Vsugar Vsugar 9 years
It sounds like you and your ex are both DRAMA addicts. I agree with sugar. You need some time to yourself. Go away for a week alone (DON'T SLEEP WITH ANYONE!!!!!!) - be REALLY alone - give yourself some time to think about what you really want out of a relationship - is it passion? Is it constancy? Is it drama? And don't judge your feelings. If what you LIKE is DRAMA, if it's what you need to feel alive and happy, then accept it - and then figure out why, because in the long run, this won't make you happy - TRUST ME. When you know who you are and what you want out of life and out of a partner, you will never settle for anything less. Good Luck. and PS: You ARE being kind of selfish - treat your fiance, who sounds like a good guy, with respect and tenderness. If you don't love him - I mean, if you TRULY don't love him, let him go now, because you will only break his heart later. If you think you MIGHT really love him, ask him for some time so that you can sort out your feelings for your ex - but don't stay with him just to not be alone.
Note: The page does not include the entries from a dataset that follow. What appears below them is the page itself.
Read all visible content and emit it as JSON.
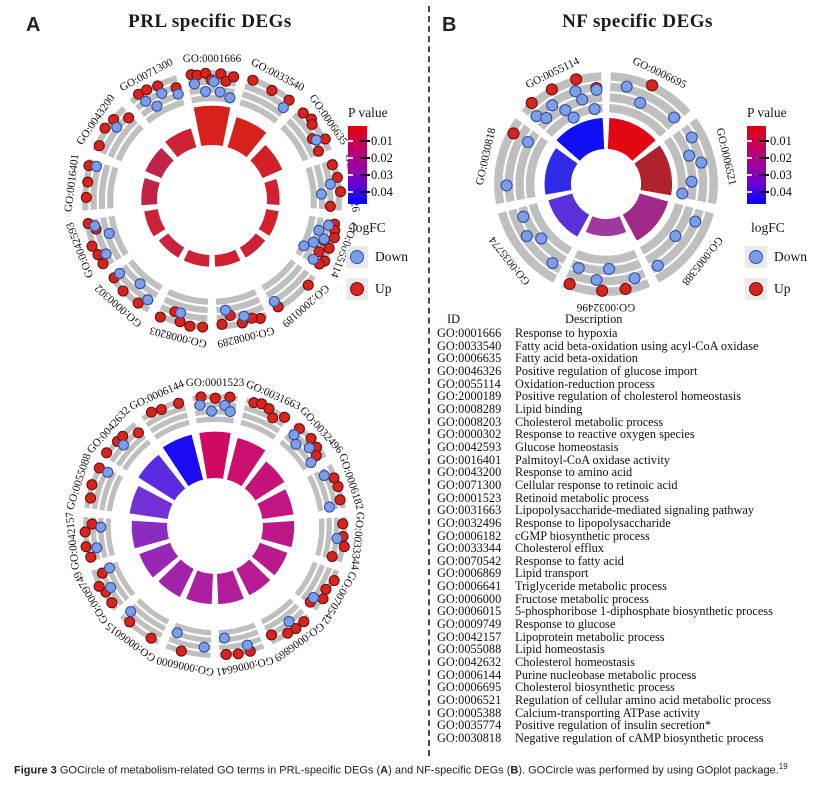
{
  "panel_a": {
    "label": "A",
    "title": "PRL specific DEGs"
  },
  "panel_b": {
    "label": "B",
    "title": "NF specific DEGs"
  },
  "legend": {
    "p_title": "P value",
    "p_ticks": [
      "0.01",
      "0.02",
      "0.03",
      "0.04"
    ],
    "logfc_title": "logFC",
    "down_label": "Down",
    "up_label": "Up",
    "down_color": "#7D9DE8",
    "down_stroke": "#31519E",
    "up_color": "#D7241E",
    "up_stroke": "#6E100E",
    "track_color": "#BFBFBF"
  },
  "chart_data": [
    {
      "type": "gocircle",
      "panel": "A-top",
      "title": "PRL specific DEGs",
      "pvalue_range": [
        0.01,
        0.04
      ],
      "terms": [
        {
          "id": "GO:0001666",
          "color": "#D7211D",
          "bar": 1.0,
          "up": 7,
          "down": 5
        },
        {
          "id": "GO:0033540",
          "color": "#D7211D",
          "bar": 0.8,
          "up": 3,
          "down": 1
        },
        {
          "id": "GO:0006635",
          "color": "#D32027",
          "bar": 0.55,
          "up": 6,
          "down": 1
        },
        {
          "id": "GO:0046326",
          "color": "#CF2132",
          "bar": 0.32,
          "up": 4,
          "down": 2
        },
        {
          "id": "GO:0055114",
          "color": "#D22029",
          "bar": 0.32,
          "up": 8,
          "down": 6
        },
        {
          "id": "GO:2000189",
          "color": "#CE2135",
          "bar": 0.3,
          "up": 2,
          "down": 1
        },
        {
          "id": "GO:0008289",
          "color": "#D02030",
          "bar": 0.3,
          "up": 5,
          "down": 2
        },
        {
          "id": "GO:0008203",
          "color": "#CD2137",
          "bar": 0.3,
          "up": 5,
          "down": 1
        },
        {
          "id": "GO:0000302",
          "color": "#C9223E",
          "bar": 0.3,
          "up": 3,
          "down": 3
        },
        {
          "id": "GO:0042593",
          "color": "#CB223A",
          "bar": 0.35,
          "up": 5,
          "down": 3
        },
        {
          "id": "GO:0016401",
          "color": "#C12347",
          "bar": 0.4,
          "up": 3,
          "down": 1
        },
        {
          "id": "GO:0043200",
          "color": "#BF2349",
          "bar": 0.45,
          "up": 4,
          "down": 1
        },
        {
          "id": "GO:0071300",
          "color": "#CD2136",
          "bar": 0.5,
          "up": 4,
          "down": 4
        }
      ]
    },
    {
      "type": "gocircle",
      "panel": "A-bottom",
      "title": "PRL specific DEGs",
      "pvalue_range": [
        0.01,
        0.04
      ],
      "terms": [
        {
          "id": "GO:0001523",
          "color": "#D00A60",
          "bar": 0.92,
          "up": 3,
          "down": 4
        },
        {
          "id": "GO:0031663",
          "color": "#CB0F6F",
          "bar": 0.85,
          "up": 5,
          "down": 0
        },
        {
          "id": "GO:0032496",
          "color": "#C51378",
          "bar": 0.68,
          "up": 4,
          "down": 4
        },
        {
          "id": "GO:0006182",
          "color": "#C11581",
          "bar": 0.62,
          "up": 3,
          "down": 2
        },
        {
          "id": "GO:0033344",
          "color": "#BD1787",
          "bar": 0.62,
          "up": 4,
          "down": 1
        },
        {
          "id": "GO:0070542",
          "color": "#B9198D",
          "bar": 0.58,
          "up": 4,
          "down": 1
        },
        {
          "id": "GO:0006869",
          "color": "#B51B93",
          "bar": 0.58,
          "up": 4,
          "down": 1
        },
        {
          "id": "GO:0006641",
          "color": "#B11D98",
          "bar": 0.6,
          "up": 3,
          "down": 2
        },
        {
          "id": "GO:0006000",
          "color": "#AB1FA0",
          "bar": 0.6,
          "up": 1,
          "down": 2
        },
        {
          "id": "GO:0006015",
          "color": "#A222AA",
          "bar": 0.62,
          "up": 2,
          "down": 1
        },
        {
          "id": "GO:0009749",
          "color": "#9727B4",
          "bar": 0.65,
          "up": 4,
          "down": 2
        },
        {
          "id": "GO:0042157",
          "color": "#8A2CC0",
          "bar": 0.7,
          "up": 4,
          "down": 2
        },
        {
          "id": "GO:0055088",
          "color": "#7330D2",
          "bar": 0.76,
          "up": 3,
          "down": 1
        },
        {
          "id": "GO:0042632",
          "color": "#5A2BE0",
          "bar": 0.85,
          "up": 4,
          "down": 1
        },
        {
          "id": "GO:0006144",
          "color": "#1B0BF2",
          "bar": 0.92,
          "up": 3,
          "down": 0
        }
      ]
    },
    {
      "type": "gocircle",
      "panel": "B",
      "title": "NF specific DEGs",
      "pvalue_range": [
        0.01,
        0.04
      ],
      "terms": [
        {
          "id": "GO:0006695",
          "color": "#E20713",
          "bar": 1.0,
          "up": 1,
          "down": 3
        },
        {
          "id": "GO:0006521",
          "color": "#B0222E",
          "bar": 1.0,
          "up": 0,
          "down": 5
        },
        {
          "id": "GO:0005388",
          "color": "#A02887",
          "bar": 0.95,
          "up": 0,
          "down": 3
        },
        {
          "id": "GO:0032496",
          "color": "#9D3A9D",
          "bar": 0.55,
          "up": 3,
          "down": 4
        },
        {
          "id": "GO:0035774",
          "color": "#5A31D8",
          "bar": 0.8,
          "up": 0,
          "down": 4
        },
        {
          "id": "GO:0030818",
          "color": "#2F2BE8",
          "bar": 0.85,
          "up": 1,
          "down": 2
        },
        {
          "id": "GO:0055114",
          "color": "#0F0FF6",
          "bar": 1.0,
          "up": 4,
          "down": 9
        }
      ]
    }
  ],
  "go_table": {
    "id_header": "ID",
    "desc_header": "Description",
    "rows": [
      {
        "id": "GO:0001666",
        "desc": "Response to hypoxia"
      },
      {
        "id": "GO:0033540",
        "desc": "Fatty acid beta-oxidation using acyl-CoA oxidase"
      },
      {
        "id": "GO:0006635",
        "desc": "Fatty acid beta-oxidation"
      },
      {
        "id": "GO:0046326",
        "desc": "Positive regulation of glucose import"
      },
      {
        "id": "GO:0055114",
        "desc": "Oxidation-reduction process"
      },
      {
        "id": "GO:2000189",
        "desc": "Positive regulation of cholesterol homeostasis"
      },
      {
        "id": "GO:0008289",
        "desc": "Lipid binding"
      },
      {
        "id": "GO:0008203",
        "desc": "Cholesterol metabolic process"
      },
      {
        "id": "GO:0000302",
        "desc": "Response to reactive oxygen species"
      },
      {
        "id": "GO:0042593",
        "desc": "Glucose homeostasis"
      },
      {
        "id": "GO:0016401",
        "desc": "Palmitoyl-CoA oxidase activity"
      },
      {
        "id": "GO:0043200",
        "desc": "Response to amino acid"
      },
      {
        "id": "GO:0071300",
        "desc": "Cellular response to retinoic acid"
      },
      {
        "id": "GO:0001523",
        "desc": "Retinoid metabolic process"
      },
      {
        "id": "GO:0031663",
        "desc": "Lipopolysaccharide-mediated signaling pathway"
      },
      {
        "id": "GO:0032496",
        "desc": "Response to lipopolysaccharide"
      },
      {
        "id": "GO:0006182",
        "desc": "cGMP biosynthetic process"
      },
      {
        "id": "GO:0033344",
        "desc": "Cholesterol efflux"
      },
      {
        "id": "GO:0070542",
        "desc": "Response to fatty acid"
      },
      {
        "id": "GO:0006869",
        "desc": "Lipid transport"
      },
      {
        "id": "GO:0006641",
        "desc": "Triglyceride metabolic process"
      },
      {
        "id": "GO:0006000",
        "desc": "Fructose metabolic process"
      },
      {
        "id": "GO:0006015",
        "desc": "5-phosphoribose 1-diphosphate biosynthetic process"
      },
      {
        "id": "GO:0009749",
        "desc": "Response to glucose"
      },
      {
        "id": "GO:0042157",
        "desc": "Lipoprotein metabolic process"
      },
      {
        "id": "GO:0055088",
        "desc": "Lipid homeostasis"
      },
      {
        "id": "GO:0042632",
        "desc": "Cholesterol homeostasis"
      },
      {
        "id": "GO:0006144",
        "desc": "Purine nucleobase metabolic process"
      },
      {
        "id": "GO:0006695",
        "desc": "Cholesterol biosynthetic process"
      },
      {
        "id": "GO:0006521",
        "desc": "Regulation of cellular amino acid metabolic process"
      },
      {
        "id": "GO:0005388",
        "desc": "Calcium-transporting ATPase activity"
      },
      {
        "id": "GO:0035774",
        "desc": "Positive regulation of  insulin secretion*"
      },
      {
        "id": "GO:0030818",
        "desc": "Negative regulation of cAMP biosynthetic process"
      }
    ]
  },
  "caption": {
    "bold_prefix": "Figure 3",
    "part1": " GOCircle of metabolism-related GO terms in PRL-specific DEGs (",
    "bold_a": "A",
    "part2": ") and NF-specific DEGs (",
    "bold_b": "B",
    "part3": "). GOCircle was performed by using GOplot package.",
    "superscript": "19"
  }
}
Being alone and single is AWESOME!! Embrace it if it's what's right for you right now. =)
vbpce vbpce 9 years
OKAY i don't think it's necessary for anyone here to pass judgment on you because life doesn't ever happen the way we plan and relationships aren't easy. that said: if he was as in love with you as you think you remember him being, why did he get married THREE months after you told him you weren't ready for permanent commitment? Is that how long it took him to get over you, find another gf, get engaged and get married? clearly he wasn't too choked up about your reaction. which means it's a good thing you're not with him! smile about the fact that you have someone else in your life who loves you enough to be engaged, and if he is right for you, he will respect you when you tell him you would like to be in love a little bit longer before getting married (so that you can figure out whether or not that is what you want). good luck!
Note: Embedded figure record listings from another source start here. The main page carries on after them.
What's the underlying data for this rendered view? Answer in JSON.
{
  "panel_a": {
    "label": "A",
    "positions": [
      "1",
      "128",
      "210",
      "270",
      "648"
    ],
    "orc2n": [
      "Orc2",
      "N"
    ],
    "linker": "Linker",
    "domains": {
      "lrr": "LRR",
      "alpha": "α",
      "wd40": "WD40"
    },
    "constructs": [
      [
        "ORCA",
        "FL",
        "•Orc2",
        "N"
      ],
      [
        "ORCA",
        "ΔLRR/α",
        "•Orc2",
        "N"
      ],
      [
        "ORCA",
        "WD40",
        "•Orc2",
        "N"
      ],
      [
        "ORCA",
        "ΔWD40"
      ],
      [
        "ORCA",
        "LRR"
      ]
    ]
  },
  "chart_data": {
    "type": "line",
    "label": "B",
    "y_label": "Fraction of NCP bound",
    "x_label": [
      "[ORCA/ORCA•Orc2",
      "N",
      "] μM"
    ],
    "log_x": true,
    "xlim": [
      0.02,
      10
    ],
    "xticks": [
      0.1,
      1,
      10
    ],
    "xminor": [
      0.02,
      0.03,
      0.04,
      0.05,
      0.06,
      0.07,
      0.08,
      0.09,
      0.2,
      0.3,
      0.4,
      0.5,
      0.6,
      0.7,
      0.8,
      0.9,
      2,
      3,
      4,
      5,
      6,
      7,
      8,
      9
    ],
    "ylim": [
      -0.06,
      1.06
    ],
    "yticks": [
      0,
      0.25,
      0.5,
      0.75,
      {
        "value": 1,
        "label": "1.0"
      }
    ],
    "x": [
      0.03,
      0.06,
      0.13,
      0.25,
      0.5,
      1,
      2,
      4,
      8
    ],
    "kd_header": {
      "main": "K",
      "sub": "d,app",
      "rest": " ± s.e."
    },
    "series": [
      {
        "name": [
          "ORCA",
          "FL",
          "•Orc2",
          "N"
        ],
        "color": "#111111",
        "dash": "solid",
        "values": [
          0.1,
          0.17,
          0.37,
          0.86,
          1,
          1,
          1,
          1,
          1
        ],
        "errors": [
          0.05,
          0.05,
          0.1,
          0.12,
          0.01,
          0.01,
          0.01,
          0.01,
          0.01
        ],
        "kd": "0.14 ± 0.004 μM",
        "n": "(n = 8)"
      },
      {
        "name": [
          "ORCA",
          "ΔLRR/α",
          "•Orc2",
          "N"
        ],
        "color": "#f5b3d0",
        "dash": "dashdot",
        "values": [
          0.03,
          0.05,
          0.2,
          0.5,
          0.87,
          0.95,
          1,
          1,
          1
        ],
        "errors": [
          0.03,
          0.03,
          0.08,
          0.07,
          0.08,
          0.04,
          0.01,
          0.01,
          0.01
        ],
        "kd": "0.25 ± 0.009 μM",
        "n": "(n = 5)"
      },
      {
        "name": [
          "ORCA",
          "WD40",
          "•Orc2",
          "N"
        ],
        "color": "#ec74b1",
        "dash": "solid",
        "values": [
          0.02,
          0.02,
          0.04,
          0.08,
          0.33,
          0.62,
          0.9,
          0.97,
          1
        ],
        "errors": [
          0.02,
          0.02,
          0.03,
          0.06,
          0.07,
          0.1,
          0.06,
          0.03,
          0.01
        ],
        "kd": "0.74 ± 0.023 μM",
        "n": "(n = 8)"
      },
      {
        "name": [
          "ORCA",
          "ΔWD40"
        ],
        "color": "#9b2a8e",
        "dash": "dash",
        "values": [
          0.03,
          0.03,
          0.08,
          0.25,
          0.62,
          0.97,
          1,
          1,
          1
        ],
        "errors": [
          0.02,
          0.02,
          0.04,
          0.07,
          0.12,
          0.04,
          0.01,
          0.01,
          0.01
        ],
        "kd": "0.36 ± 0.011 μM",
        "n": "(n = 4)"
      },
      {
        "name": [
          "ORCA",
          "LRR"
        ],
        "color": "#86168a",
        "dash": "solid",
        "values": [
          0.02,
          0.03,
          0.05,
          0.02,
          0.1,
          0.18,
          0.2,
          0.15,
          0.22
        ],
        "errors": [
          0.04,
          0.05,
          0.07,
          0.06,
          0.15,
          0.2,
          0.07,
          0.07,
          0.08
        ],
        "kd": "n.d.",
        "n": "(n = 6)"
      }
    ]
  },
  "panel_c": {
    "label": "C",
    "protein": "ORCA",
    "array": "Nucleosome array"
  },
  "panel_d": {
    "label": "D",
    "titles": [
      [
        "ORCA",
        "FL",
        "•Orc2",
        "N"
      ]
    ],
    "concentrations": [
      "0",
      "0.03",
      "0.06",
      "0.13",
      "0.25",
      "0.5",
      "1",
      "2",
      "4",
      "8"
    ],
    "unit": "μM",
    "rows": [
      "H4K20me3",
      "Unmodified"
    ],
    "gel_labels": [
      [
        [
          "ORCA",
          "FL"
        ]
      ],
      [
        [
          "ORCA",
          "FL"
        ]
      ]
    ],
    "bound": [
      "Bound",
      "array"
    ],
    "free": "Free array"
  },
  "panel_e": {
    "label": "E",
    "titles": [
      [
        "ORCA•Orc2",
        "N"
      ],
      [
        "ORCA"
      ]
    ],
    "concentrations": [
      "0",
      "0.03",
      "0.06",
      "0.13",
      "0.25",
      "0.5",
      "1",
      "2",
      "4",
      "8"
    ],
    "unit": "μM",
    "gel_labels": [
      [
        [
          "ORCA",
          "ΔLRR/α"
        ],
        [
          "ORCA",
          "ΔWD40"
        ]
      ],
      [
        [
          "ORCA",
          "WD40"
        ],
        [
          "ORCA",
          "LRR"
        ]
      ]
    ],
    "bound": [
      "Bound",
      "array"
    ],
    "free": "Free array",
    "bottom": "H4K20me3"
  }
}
gossipqueen gossipqueen 9 years
Sorry if I'm not too nice.... You sound like a very selfish or confused person that doesn't like anything unless is her way...like a child that wants a toy more because she can't have it! Get some theraphy to get over YOUR issues and grow up! Relationships are give and take and for your ex and fiance to pop the question so fast you must have been sending pretty strong signals...find out what you want out of life or at least get a better perspective...is not only YOUR feelings getting hurt and confused! One last thing...LEAVE YOUR FIANCE...pack your bags and leave...as simple as that...unless you want to be forking money for a divorce lawyer...cause if you're really hooked on your ex..that's where the relationship is gonna end up! Learn from your past mistakes. Don't be selfish!
E-Dubs E-Dubs 9 years
"I keep thinking that one day he will wake up and realize he only has half of a person here and let me go." I know you were trying to sound nice but that seems mean to me. If you honestly want him to let you go then you need to let him go find someone who won't feel that way about him. But beware because you might find yourself in your next relationship wishing you hadn't let him go. Also, not to upset you but your ex got married less than three months after you split?? Clearly he moves at turbo speed no matter what. If you need more time in relationships I think you should look for a guy who feels the same way and can give you time and space without it ruining the relationship. I think you should know yourself before entering into a commitment like engagement. That week alone to soul search might be really good thing for you.
Kratsina Kratsina 9 years
Wow, Sugar was alot nicer than I feel like being. This lady is extremely wishy washy. She didn't want the guy till she couldn't have him, now she's got a guy who is great and wants her but she's shoving him away because he's not the man she can't have. The lady needs therapy. She's a commitment-phobe. As soon as a relationship looks to become serious, IE engagement or marriage, she finds something to cling to so she doesn't have to take that final leap. Her feelings for the men seems to be irrelevant, especially her second fiancee. She doesnt' even mention how she feels about him, only that he's talking marriage and she's ready to run.